Também não gostei quando alguém me apresentou dizendo meu nome para mim mesmo. Achei over.
Perdeu a graça quando me viste. Faltava o rosto imaginado. Deste as costas e eu lá estava, imagem configurada pelo teu espelho.
É uma pena seres minha amiga. Poderíamos exercer o vale tudo da luta livre.
Vão rir de ti, não revide. Há mais graça na planta que imaginas florir do que na falsa armadura da razão e seus convites
Manténs distância lendo poesia. É um truque do teu não, lisinha.
Se perguntarem quem és, diga: solidão. Não vão acreditar, estrela do mar.
Fui rei para te fazer a vontade. Depois abdiquei, quando viraste voluntária na colheita do trigo.
Venci a guerra mas não ocupei o trono. Fiquei contigo, desvio de um exército.
Diga ai que eu fico. Não resisto ao teu capricho.
Lembre da beleza quando eu for embora.Peguei emprestado de tuas asas.
Aguardas, soberana, que eu me desperdice.

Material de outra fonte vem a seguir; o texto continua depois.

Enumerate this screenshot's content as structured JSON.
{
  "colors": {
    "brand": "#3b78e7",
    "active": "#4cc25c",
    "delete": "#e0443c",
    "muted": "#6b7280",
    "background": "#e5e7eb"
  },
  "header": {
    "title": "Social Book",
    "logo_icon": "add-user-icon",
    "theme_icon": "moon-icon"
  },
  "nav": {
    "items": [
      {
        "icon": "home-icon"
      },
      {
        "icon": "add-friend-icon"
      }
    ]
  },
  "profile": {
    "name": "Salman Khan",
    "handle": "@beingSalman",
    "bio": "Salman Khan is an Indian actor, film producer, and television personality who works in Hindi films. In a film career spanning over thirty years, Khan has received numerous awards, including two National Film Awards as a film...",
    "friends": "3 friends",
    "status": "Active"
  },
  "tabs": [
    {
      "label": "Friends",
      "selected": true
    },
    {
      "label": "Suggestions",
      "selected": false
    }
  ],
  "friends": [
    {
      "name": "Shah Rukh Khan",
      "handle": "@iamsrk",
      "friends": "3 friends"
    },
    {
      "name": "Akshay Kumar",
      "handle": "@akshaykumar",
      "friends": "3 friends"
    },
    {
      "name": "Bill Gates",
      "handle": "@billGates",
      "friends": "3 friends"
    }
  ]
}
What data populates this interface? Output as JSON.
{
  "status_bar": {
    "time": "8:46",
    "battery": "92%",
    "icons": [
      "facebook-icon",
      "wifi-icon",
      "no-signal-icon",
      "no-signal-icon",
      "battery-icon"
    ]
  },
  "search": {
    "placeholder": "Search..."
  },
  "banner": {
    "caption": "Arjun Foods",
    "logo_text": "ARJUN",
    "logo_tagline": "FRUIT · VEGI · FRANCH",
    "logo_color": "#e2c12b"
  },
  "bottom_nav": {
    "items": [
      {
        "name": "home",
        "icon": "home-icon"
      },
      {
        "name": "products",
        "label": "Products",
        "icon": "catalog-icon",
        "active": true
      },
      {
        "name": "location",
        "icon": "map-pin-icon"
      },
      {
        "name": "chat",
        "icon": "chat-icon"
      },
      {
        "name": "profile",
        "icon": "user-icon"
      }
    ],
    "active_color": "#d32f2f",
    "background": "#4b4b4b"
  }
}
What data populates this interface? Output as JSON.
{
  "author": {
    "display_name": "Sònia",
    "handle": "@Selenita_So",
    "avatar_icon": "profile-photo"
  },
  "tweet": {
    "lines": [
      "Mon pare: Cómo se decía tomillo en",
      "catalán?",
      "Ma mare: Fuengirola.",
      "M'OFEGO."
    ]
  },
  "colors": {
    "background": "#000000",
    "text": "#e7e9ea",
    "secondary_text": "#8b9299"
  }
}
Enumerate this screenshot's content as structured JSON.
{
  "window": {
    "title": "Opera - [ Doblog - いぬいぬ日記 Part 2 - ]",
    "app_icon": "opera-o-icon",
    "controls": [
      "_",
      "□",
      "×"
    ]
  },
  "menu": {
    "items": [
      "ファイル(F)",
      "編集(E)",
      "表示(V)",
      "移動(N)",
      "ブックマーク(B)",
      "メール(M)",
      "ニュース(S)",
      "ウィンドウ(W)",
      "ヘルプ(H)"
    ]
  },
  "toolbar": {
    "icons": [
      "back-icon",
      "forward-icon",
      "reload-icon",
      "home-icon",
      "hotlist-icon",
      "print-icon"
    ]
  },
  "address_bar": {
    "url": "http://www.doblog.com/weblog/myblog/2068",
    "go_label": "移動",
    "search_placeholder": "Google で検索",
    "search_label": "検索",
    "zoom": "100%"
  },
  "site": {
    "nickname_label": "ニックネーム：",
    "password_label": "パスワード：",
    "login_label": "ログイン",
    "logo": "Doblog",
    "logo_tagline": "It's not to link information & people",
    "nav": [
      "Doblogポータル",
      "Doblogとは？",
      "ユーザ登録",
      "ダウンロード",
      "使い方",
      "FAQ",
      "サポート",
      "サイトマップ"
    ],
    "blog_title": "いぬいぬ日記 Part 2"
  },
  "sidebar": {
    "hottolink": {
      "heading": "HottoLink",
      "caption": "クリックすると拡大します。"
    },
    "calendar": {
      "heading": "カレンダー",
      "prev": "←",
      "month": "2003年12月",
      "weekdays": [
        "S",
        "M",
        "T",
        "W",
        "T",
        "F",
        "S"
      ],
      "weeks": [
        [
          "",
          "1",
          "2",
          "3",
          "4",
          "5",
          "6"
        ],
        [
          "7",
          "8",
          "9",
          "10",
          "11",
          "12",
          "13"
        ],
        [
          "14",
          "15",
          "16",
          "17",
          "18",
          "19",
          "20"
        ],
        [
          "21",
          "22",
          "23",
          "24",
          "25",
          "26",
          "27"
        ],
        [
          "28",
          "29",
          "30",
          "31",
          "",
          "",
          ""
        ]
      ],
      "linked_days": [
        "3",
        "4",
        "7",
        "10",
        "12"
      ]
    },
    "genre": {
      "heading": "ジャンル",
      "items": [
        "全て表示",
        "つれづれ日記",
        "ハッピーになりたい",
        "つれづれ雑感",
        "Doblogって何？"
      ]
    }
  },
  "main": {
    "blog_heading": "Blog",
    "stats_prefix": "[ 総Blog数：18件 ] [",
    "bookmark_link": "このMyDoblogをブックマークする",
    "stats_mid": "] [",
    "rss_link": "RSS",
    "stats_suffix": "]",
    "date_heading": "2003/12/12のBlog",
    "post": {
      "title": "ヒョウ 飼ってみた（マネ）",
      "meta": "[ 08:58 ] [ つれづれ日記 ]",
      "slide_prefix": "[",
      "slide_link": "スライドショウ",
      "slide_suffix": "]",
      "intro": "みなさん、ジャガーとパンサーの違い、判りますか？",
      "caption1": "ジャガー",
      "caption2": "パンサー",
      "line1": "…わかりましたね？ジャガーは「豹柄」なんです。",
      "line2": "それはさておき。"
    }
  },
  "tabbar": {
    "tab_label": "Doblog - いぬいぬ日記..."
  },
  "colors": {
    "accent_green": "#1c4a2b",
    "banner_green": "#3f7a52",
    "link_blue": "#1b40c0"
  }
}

Depois me acolhe, aos pedaços, em suas asas de espuma.
Meu poema reza no crepúsculo.
- Sou muito perigoso, disse ele.
- Morres de medo de ti mesmo? disse ela.
Nei Duclós
Nei Duclós
Guardo o que descubro pois não vale a pena
Anunciar os segredos mais profundos
Não se percebe o que muda o mundo
Ou então há medo na imobilidade
Acumulo insights que bem poderiam
Fazer a diferença em vários assuntos
Pode ser soberba, penso usando o freio
E me calo no calor dessas verdades
Há também a chance de outros dizeres
Que acertam o ponto que vislumbrei sozinho
Melhor então deixar que o vizinho
Ganhe o crédito que jazia abandonado
Assim me manifesto, recolhido a tempo
Sem usufruir de inúmeros presentes
Passo pela vida anônimo e frio
Meu único prêmio é manter a fonte
Das revelações dentro de um cofre
Nei Duclós
Nei Duclós
Quero voltar, só o tempo é seguro
Porque está feito como um fruto maduro
Dia perfeito em que tínhamos margem
Para o certo e o erro que enfim sobreveio
Quero voltar estendido no pampa
Lençol onde dormem os planos do vento
E o fogo se aquieta na boca da noite
Barulhos de bichos nas dobras da sanga
Sei que é mesquinho o desejo de infância
Depois que perdemos as amarras da terra
Prometo uma prenda ao chegar de surpresa
Em troca o perdão e o amor em sossego
Nei Duclós
Nei Duclós
Tudo o que vemos jogamos fora
Não no esquecimento
mas na memória
Guardamos o tempo sem serventia
Damos adeus todos os dias
Tudo se repete, daí a indiferença
Minha tia deixou um estranho legado
Pilhas de caixas e vidros amontoados
Tinham tampa, se justificava
Poderia precisar em determinada hora
Nunca usou tantos guardados
Era una forma de grudar momentos
Que no fim se foram, como sempre
Dizem que no desfecho passa um filme nos olhos
Toda vida em capítulos de uma série única
Talvez nos reservem algo inédito
Imagens que perdemos e que um dia voltam
Para nós, os esquecidos da miséria
Nei Duclós
Nei Duclós
Dormimos ao relento de um amor no começo. Complicado jogo de cobertas. Acordamos em alto mar, mortos de espanto.
Domar a vontade de perder-me. Mergulhar na luz que te desenha
Venha dizer, maçã e gerânio. Sopro macio, que cruza o oceano.